Sinossi *: Cristiano Lucarelli è un calciatore anomalo. La storia del calcio si allontana sempre di più dal piacere del gioco, per ritrovarsi dominata completamente dalle regole dell’industria e da uno schiacciante conformismo che tende ad un’uniformazione generale dei modi e dei pensieri: Lucarelli fa parte di quei rari esempi di calciatori che hanno scelto di uscire dal copione, per il piacere di giocare per giocare.
Il destino del giocatore è quello di essere in mano a imprenditori che lo comprano, lo vendono, lo prestano, in cambio di promesse di fama e denaro. Lucarelli non ha accettato questa prigione dorata e ha seguito il suo desiderio di bambino, vestire la maglia amaranto della sua città e correre sul prato dell’Ardenza. All’apice della sua carriera rifiuta un miliardo di lire l’anno e un futuro certo per inseguire il sogno di riportare il Livorno in A dopo un’assenza di 55 anni.
Non si può scindere la partita dalla vita, come ricorda un coro degli ultras livornesi, come se lo stadio non fosse altro che una metafora di qualcosa di più ampio, una parte per il tutto.
La maggior parte dei calciatori parlano di orologi e di automobili, ma Lucarelli è figlio della sua Livorno, una città diversa: una città popolare, passionale, diffidente e orgogliosamente “rossa”, che si snoda tra i cantieri navali e le gradinate dell’Ardenza; la storia del calciatore non può che fondersi e confondersi con quella della sua città, così come le parole e le dichiarazioni del numero 99 non possono che essere in linea con gli striscioni e i cori delle Brigate Autonome Livornesi (peraltro costrette a sciogliersi a seguito della pesante repressione nei loro confronti).
Per un livornese la visione del mondo è “Livorno-centrica”: meglio disoccupati all’Ardenza che ingegneri a Milano, e primo interprete di questa filosofia di vita è Maurizio Lucarelli, portuale livornese e deus ex machina delle scelte del figlio.
Non è di Livorno Carlo Pallavicino, il procuratore di Cristiano. Secondo “le regole” un calciatore professionista è uno zingaro di professione che non può seguire i suoi istinti: la scelta di scendere di categoria e di stipendio rappresenta un caso unico per il calcio moderno che misura le scelte in termini esclusivamente economici. Un fallimento vorrebbe dire la fine della carriera e anche di un sogno cullato per tanti anni.

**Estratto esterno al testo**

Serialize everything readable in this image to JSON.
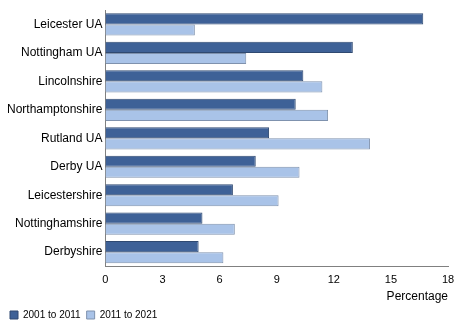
{
  "chart_data": {
    "type": "bar",
    "orientation": "horizontal",
    "categories": [
      "Leicester UA",
      "Nottingham UA",
      "Lincolnshire",
      "Northamptonshire",
      "Rutland UA",
      "Derby UA",
      "Leicestershire",
      "Nottinghamshire",
      "Derbyshire"
    ],
    "series": [
      {
        "name": "2001 to 2011",
        "color": "#3e6197",
        "values": [
          16.7,
          13.0,
          10.4,
          10.0,
          8.6,
          7.9,
          6.7,
          5.1,
          4.9
        ]
      },
      {
        "name": "2011 to 2021",
        "color": "#a9c3e8",
        "values": [
          4.7,
          7.4,
          11.4,
          11.7,
          13.9,
          10.2,
          9.1,
          6.8,
          6.2
        ]
      }
    ],
    "x_label": "Percentage",
    "xlim": [
      0,
      18
    ],
    "xticks": [
      0,
      3,
      6,
      9,
      12,
      15,
      18
    ],
    "grid": false,
    "legend": "bottom-left"
  }
}
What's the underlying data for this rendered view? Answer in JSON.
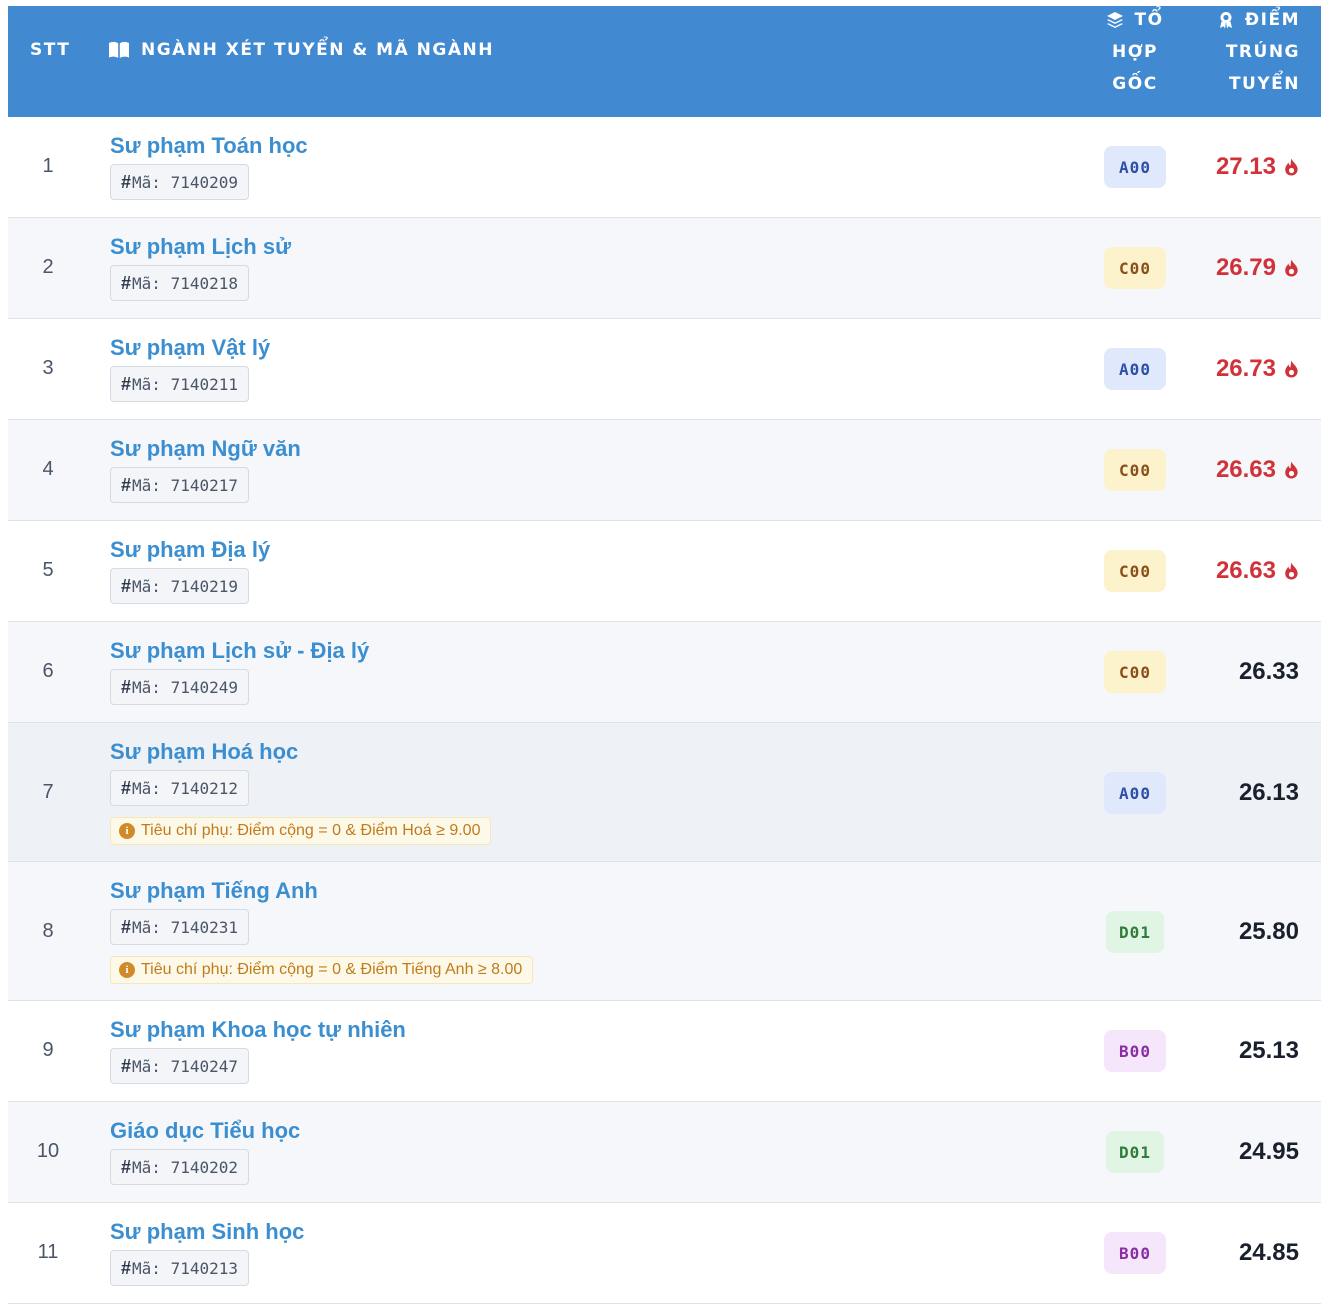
{
  "header": {
    "stt": "STT",
    "major": "NGÀNH XÉT TUYỂN & MÃ NGÀNH",
    "combo_lines": [
      "TỔ",
      "HỢP",
      "GỐC"
    ],
    "score_lines": [
      "ĐIỂM",
      "TRÚNG",
      "TUYỂN"
    ],
    "major_icon": "book-open-icon",
    "combo_icon": "layers-icon",
    "score_icon": "award-icon"
  },
  "code_prefix": "#",
  "code_label": "Mã:",
  "rows": [
    {
      "stt": "1",
      "name": "Sư phạm Toán học",
      "code": "7140209",
      "combo": "A00",
      "score": "27.13",
      "hot": true
    },
    {
      "stt": "2",
      "name": "Sư phạm Lịch sử",
      "code": "7140218",
      "combo": "C00",
      "score": "26.79",
      "hot": true
    },
    {
      "stt": "3",
      "name": "Sư phạm Vật lý",
      "code": "7140211",
      "combo": "A00",
      "score": "26.73",
      "hot": true
    },
    {
      "stt": "4",
      "name": "Sư phạm Ngữ văn",
      "code": "7140217",
      "combo": "C00",
      "score": "26.63",
      "hot": true
    },
    {
      "stt": "5",
      "name": "Sư phạm Địa lý",
      "code": "7140219",
      "combo": "C00",
      "score": "26.63",
      "hot": true
    },
    {
      "stt": "6",
      "name": "Sư phạm Lịch sử - Địa lý",
      "code": "7140249",
      "combo": "C00",
      "score": "26.33",
      "hot": false
    },
    {
      "stt": "7",
      "name": "Sư phạm Hoá học",
      "code": "7140212",
      "combo": "A00",
      "score": "26.13",
      "hot": false,
      "note": "Tiêu chí phụ: Điểm cộng = 0 & Điểm Hoá ≥ 9.00"
    },
    {
      "stt": "8",
      "name": "Sư phạm Tiếng Anh",
      "code": "7140231",
      "combo": "D01",
      "score": "25.80",
      "hot": false,
      "note": "Tiêu chí phụ: Điểm cộng = 0 & Điểm Tiếng Anh ≥ 8.00"
    },
    {
      "stt": "9",
      "name": "Sư phạm Khoa học tự nhiên",
      "code": "7140247",
      "combo": "B00",
      "score": "25.13",
      "hot": false
    },
    {
      "stt": "10",
      "name": "Giáo dục Tiểu học",
      "code": "7140202",
      "combo": "D01",
      "score": "24.95",
      "hot": false
    },
    {
      "stt": "11",
      "name": "Sư phạm Sinh học",
      "code": "7140213",
      "combo": "B00",
      "score": "24.85",
      "hot": false
    }
  ],
  "colors": {
    "header_bg": "#4189d0",
    "link": "#3b8fd0",
    "hot_score": "#d1323a"
  }
}
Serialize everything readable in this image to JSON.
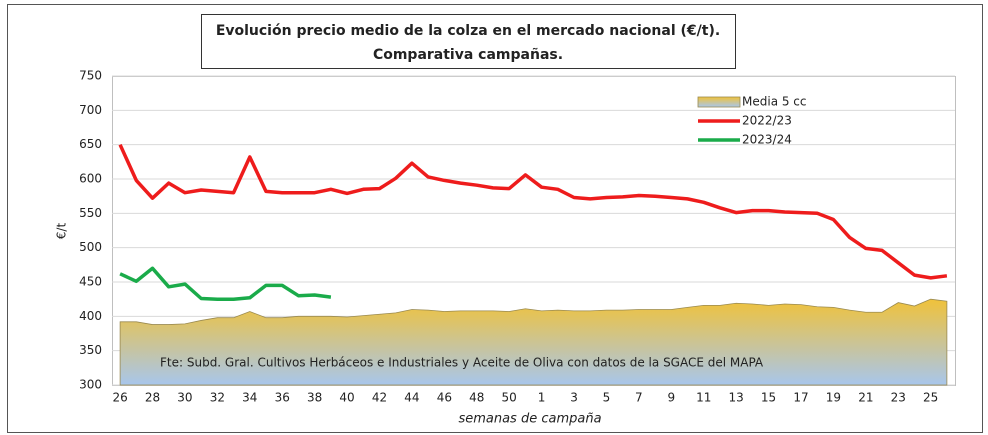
{
  "chart_data": {
    "type": "line",
    "title": [
      "Evolución precio medio de la colza en el mercado nacional (€/t).",
      "Comparativa campañas."
    ],
    "y_label": "€/t",
    "x_label": "semanas de campaña",
    "annotation": "Fte: Subd. Gral. Cultivos Herbáceos e Industriales y Aceite de Oliva con datos de la SGACE del MAPA",
    "categories": [
      "26",
      null,
      "28",
      null,
      "30",
      null,
      "32",
      null,
      "34",
      null,
      "36",
      null,
      "38",
      null,
      "40",
      null,
      "42",
      null,
      "44",
      null,
      "46",
      null,
      "48",
      null,
      "50",
      null,
      "1",
      null,
      "3",
      null,
      "5",
      null,
      "7",
      null,
      "9",
      null,
      "11",
      null,
      "13",
      null,
      "15",
      null,
      "17",
      null,
      "19",
      null,
      "21",
      null,
      "23",
      null,
      "25",
      null
    ],
    "ylim": [
      300,
      750
    ],
    "yticks": [
      300,
      350,
      400,
      450,
      500,
      550,
      600,
      650,
      700,
      750
    ],
    "grid": true,
    "legend": "upper right",
    "series": [
      {
        "name": "Media 5 cc",
        "kind": "area",
        "color": "#f0c23a",
        "values": [
          392,
          392,
          388,
          388,
          389,
          394,
          398,
          398,
          407,
          398,
          398,
          400,
          400,
          400,
          399,
          401,
          403,
          405,
          410,
          409,
          407,
          408,
          408,
          408,
          407,
          411,
          408,
          409,
          408,
          408,
          409,
          409,
          410,
          410,
          410,
          413,
          416,
          416,
          419,
          418,
          416,
          418,
          417,
          414,
          413,
          409,
          406,
          406,
          420,
          415,
          425,
          422
        ]
      },
      {
        "name": "2022/23",
        "kind": "line",
        "color": "#ee1c1c",
        "values": [
          650,
          598,
          572,
          594,
          580,
          584,
          582,
          580,
          632,
          582,
          580,
          580,
          580,
          585,
          579,
          585,
          586,
          601,
          623,
          603,
          598,
          594,
          591,
          587,
          586,
          606,
          588,
          585,
          573,
          571,
          573,
          574,
          576,
          575,
          573,
          571,
          566,
          558,
          551,
          554,
          554,
          552,
          551,
          550,
          541,
          515,
          499,
          496,
          478,
          460,
          456,
          459
        ]
      },
      {
        "name": "2023/24",
        "kind": "line",
        "color": "#1aab4a",
        "values": [
          462,
          451,
          470,
          443,
          447,
          426,
          425,
          425,
          427,
          445,
          445,
          430,
          431,
          428,
          null,
          null,
          null,
          null,
          null,
          null,
          null,
          null,
          null,
          null,
          null,
          null,
          null,
          null,
          null,
          null,
          null,
          null,
          null,
          null,
          null,
          null,
          null,
          null,
          null,
          null,
          null,
          null,
          null,
          null,
          null,
          null,
          null,
          null,
          null,
          null,
          null,
          null
        ]
      }
    ]
  }
}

Per questo Carlo segue la scelta di Cristiano con curiosità e apprensione, scrivendoci un libro: “Tenetevi il miliardo”. Ma la sua posizione rappresenta anche il punto di vista comune, quello del miscredente non livornese, che viene travolto dalla forza dei racconti di Maurizio Lucarelli, del vignettista Emiliano Pagani, degli ultras, ma anche di artisti, di tifosi popolari e personaggi comuni.
Tutti chiamati a esprimere il punto di vista di una Livorno autentica, che si ritrova nuovamente alla ribalta e che interpreta alla perfezione il senso romantico e la possibilità di salvezza di un calcio quasi scomparso.
La storia ha infatti un lieto fine: tra molte difficoltà, sportive e non solo, Lucarelli riesce nell’intento (inaspettato) di trascinare il Livorno in serie A, e successivamente di vincere la classifica dei marcatori con 24 reti, fino ad arrivare, nella stagione in corso, dopo un nuovo rifiuto milionario, a disputare le competizioni internazionali della Coppa Uefa.
Alcune volte il calcio è ancora il gioco più bello del mondo.
Note:
Film realializzato con il sostegno di Unicoop Tirreno, Mediateca Regionale Toscana e Centro Commerciale Fonti del Corallo.
Cristiano Lucarelli: "Ci sono calciatori che con un miliardo si fanno la Ferrari, lo yacht, io mi ci sono comprato la maglietta del Livorno. Tutto lì."